В борьбе с фашизмом, который, чтобы проникнуть в души людей, стремился разрушить веру в самоценность человеческой личности, веру в человеческую доброту, совесть, советская литература, и в частности К. Чор­ный, опирались на великого союзника — мировую клас­сику, вековую гуманистическую традицию. Могучую культуру человекознания и человеколюбия, собранную в классической литературе,— эту гуманистическую память человечества о самом себе берет К. Чорный в союзники против фашистского одичания и озверення. Толстой, Горький, Достоевский, Чехов, Купала — вот великие свидетели в пользу человека, они снова и снова помогают К. Чорному искать и утверждать человека в человеке, силу добра и гуманности, вечную красоту человека.

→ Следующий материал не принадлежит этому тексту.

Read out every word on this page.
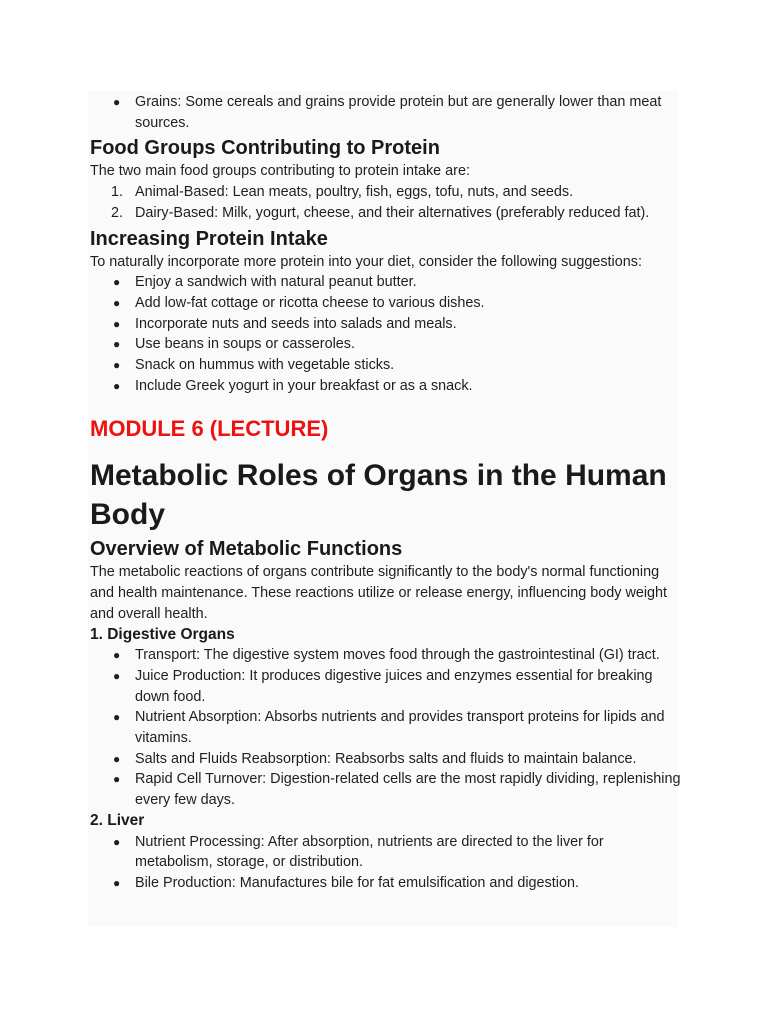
● Grains: Some cereals and grains provide protein but are generally lower than meat sources.
Food Groups Contributing to Protein

The two main food groups contributing to protein intake are:

1. Animal-Based: Lean meats, poultry, fish, eggs, tofu, nuts, and seeds.
2. Dairy-Based: Milk, yogurt, cheese, and their alternatives (preferably reduced fat).
Increasing Protein Intake

To naturally incorporate more protein into your diet, consider the following suggestions:

● Enjoy a sandwich with natural peanut butter.
● Add low-fat cottage or ricotta cheese to various dishes.
● Incorporate nuts and seeds into salads and meals.
● Use beans in soups or casseroles.
● Snack on hummus with vegetable sticks.
● Include Greek yogurt in your breakfast or as a snack.
MODULE 6 (LECTURE)
Metabolic Roles of Organs in the Human Body
Overview of Metabolic Functions

The metabolic reactions of organs contribute significantly to the body's normal functioning and health maintenance. These reactions utilize or release energy, influencing body weight and overall health.

1. Digestive Organs
● Transport: The digestive system moves food through the gastrointestinal (GI) tract.
● Juice Production: It produces digestive juices and enzymes essential for breaking down food.
● Nutrient Absorption: Absorbs nutrients and provides transport proteins for lipids and vitamins.
● Salts and Fluids Reabsorption: Reabsorbs salts and fluids to maintain balance.
● Rapid Cell Turnover: Digestion-related cells are the most rapidly dividing, replenishing every few days.
2. Liver
● Nutrient Processing: After absorption, nutrients are directed to the liver for metabolism, storage, or distribution.
● Bile Production: Manufactures bile for fat emulsification and digestion.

Человеческая культура, гуманистическое наследство были первым врагом и первой жертвой фашизма. Огонь в фашистских крематориях разжигается от костров из книг.

Память Белоруссии о войне 1941 —1945 годов и до­ныне необычайно остра. В Белоруссии фашисты унич­тожали мирное население в невиданных масштабах. Гитлеровцы планировали превратить наш лесной, а по­тому, по их «хозяйственным» расчетам, не самый цен­ный край в огромный «загон», куда можно было бы перевозить миллионы людей, осужденных на уничто­жение. А для этого раньше хотели уничтожить белору­сов, а заодно и одновременно готовили «кадры специа­листов» по «технике обезлюживания» (и термин у них был такой!). Тут они разрабатывали, усовершенство­вали методы убийства целых деревень и целых районов, чтобы потом, после победы над Советским Союзом, приступить к «окончательному урегулированию в Европе», то есть уничтожению, полному или сначала частичному, не только народов нашей страны, но и че­хов, сербов, бельгийцев, англичан и т. д. Не единицы и даже не десятки, а сотни и сотни белорусских Хаты- ней, сожженных вместе с людьми деревень,— то страш­ное будущее, которое немецкий фашизм готовил всей Европе. И не только Европе.

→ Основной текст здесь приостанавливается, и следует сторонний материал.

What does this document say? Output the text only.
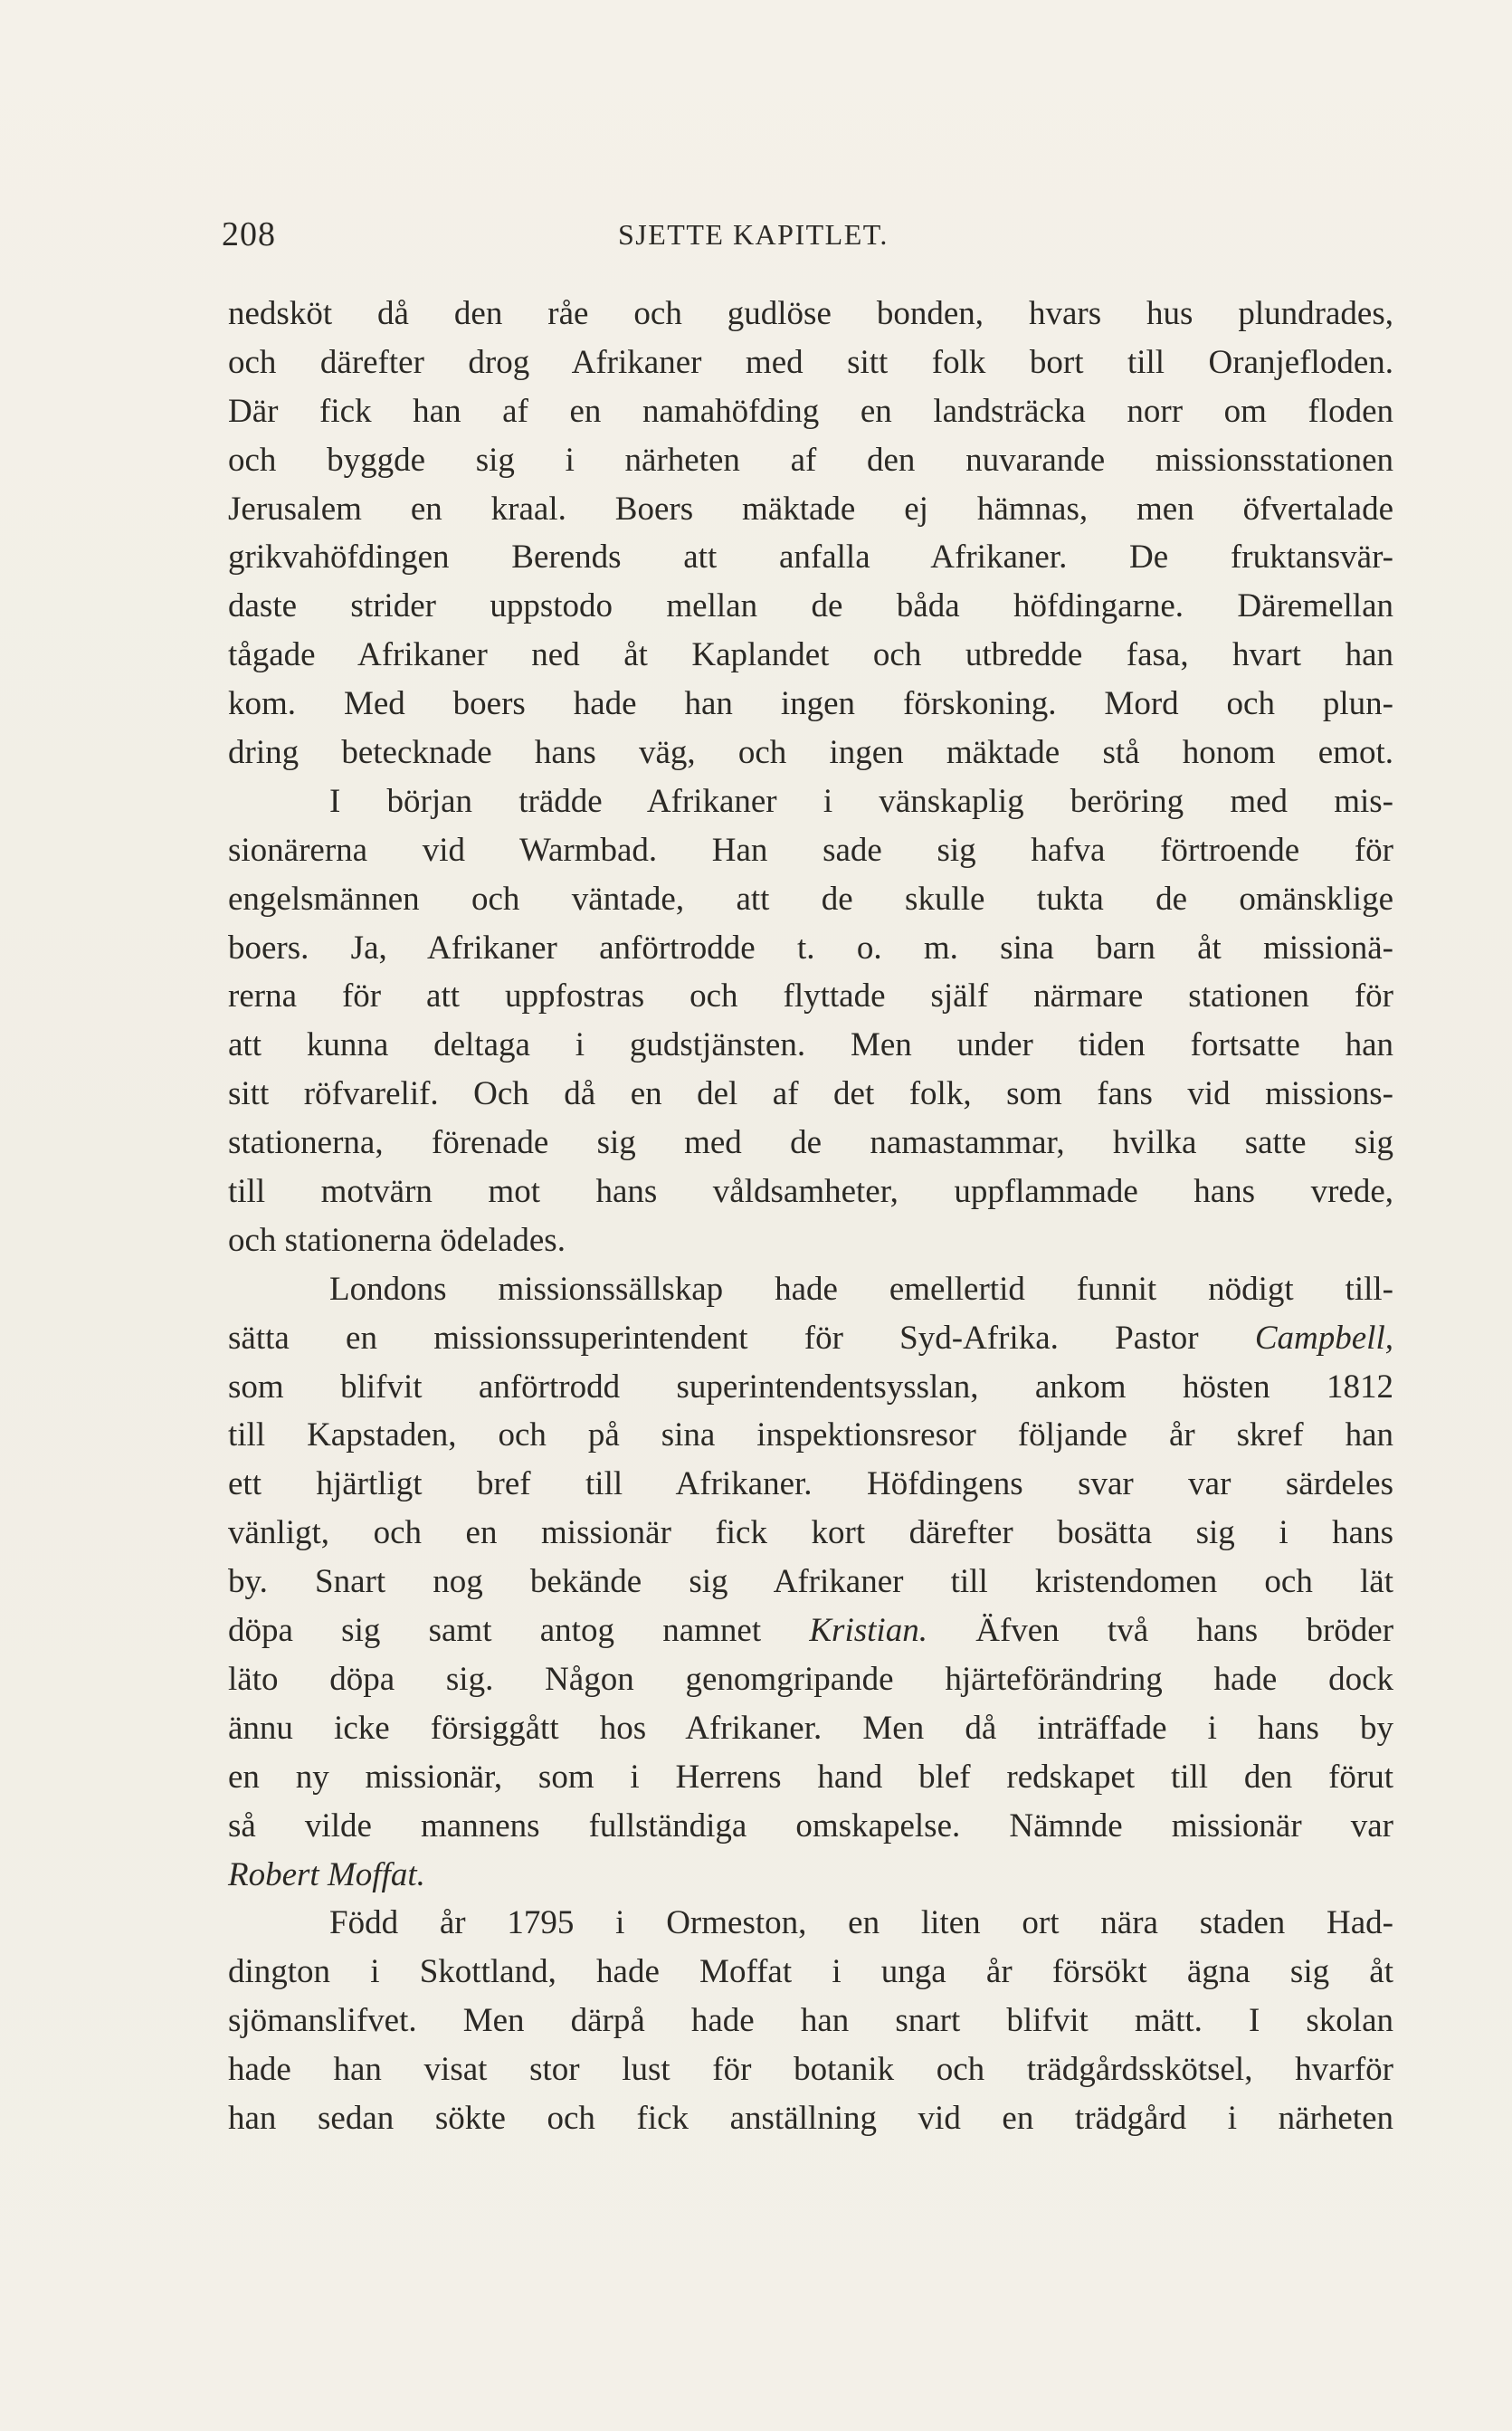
208	SJETTE KAPITLET.
nedsköt då den råe och gudlöse bonden, hvars hus plundrades,
och därefter drog Afrikaner med sitt folk bort till Oranjefloden.
Där fick han af en namahöfding en landsträcka norr om floden
och byggde sig i närheten af den nuvarande missionsstationen
Jerusalem en kraal. Boers mäktade ej hämnas, men öfvertalade
grikvahöfdingen Berends att anfalla Afrikaner. De fruktansvär-
daste strider uppstodo mellan de båda höfdingarne. Däremellan
tågade Afrikaner ned åt Kaplandet och utbredde fasa, hvart han
kom. Med boers hade han ingen förskoning. Mord och plun-
dring betecknade hans väg, och ingen mäktade stå honom emot.
I början trädde Afrikaner i vänskaplig beröring med mis-
sionärerna vid Warmbad. Han sade sig hafva förtroende för
engelsmännen och väntade, att de skulle tukta de omänsklige
boers. Ja, Afrikaner anförtrodde t. o. m. sina barn åt missionä-
rerna för att uppfostras och flyttade själf närmare stationen för
att kunna deltaga i gudstjänsten. Men under tiden fortsatte han
sitt röfvarelif. Och då en del af det folk, som fans vid missions-
stationerna, förenade sig med de namastammar, hvilka satte sig
till motvärn mot hans våldsamheter, uppflammade hans vrede,
och stationerna ödelades.
Londons missionssällskap hade emellertid funnit nödigt till-
sätta en missionssuperintendent för Syd-Afrika. Pastor Campbell,
som blifvit anförtrodd superintendentsysslan, ankom hösten 1812
till Kapstaden, och på sina inspektionsresor följande år skref han
ett hjärtligt bref till Afrikaner. Höfdingens svar var särdeles
vänligt, och en missionär fick kort därefter bosätta sig i hans
by. Snart nog bekände sig Afrikaner till kristendomen och lät
döpa sig samt antog namnet Kristian. Äfven två hans bröder
läto döpa sig. Någon genomgripande hjärteförändring hade dock
ännu icke försiggått hos Afrikaner. Men då inträffade i hans by
en ny missionär, som i Herrens hand blef redskapet till den förut
så vilde mannens fullständiga omskapelse. Nämnde missionär var
Robert Moffat.
Född år 1795 i Ormeston, en liten ort nära staden Had-
dington i Skottland, hade Moffat i unga år försökt ägna sig åt
sjömanslifvet. Men därpå hade han snart blifvit mätt. I skolan
hade han visat stor lust för botanik och trädgårdsskötsel, hvarför
han sedan sökte och fick anställning vid en trädgård i närheten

Вместе с тем Беларусь — страна классического пар­тизанского движения. Центральное направление совет­ского партизанского фронта — этого постоянного «вто­рого фронта» в Европе — было здесь.

Когда Гитлера известили о первых советских парти­занах, он сначала расценил это с точки зрения своих расистских планов: «Эта партизанская война имеет и свои преимущества: она дает нам возможность уничто­жить всех, кто выступает против нас» [14].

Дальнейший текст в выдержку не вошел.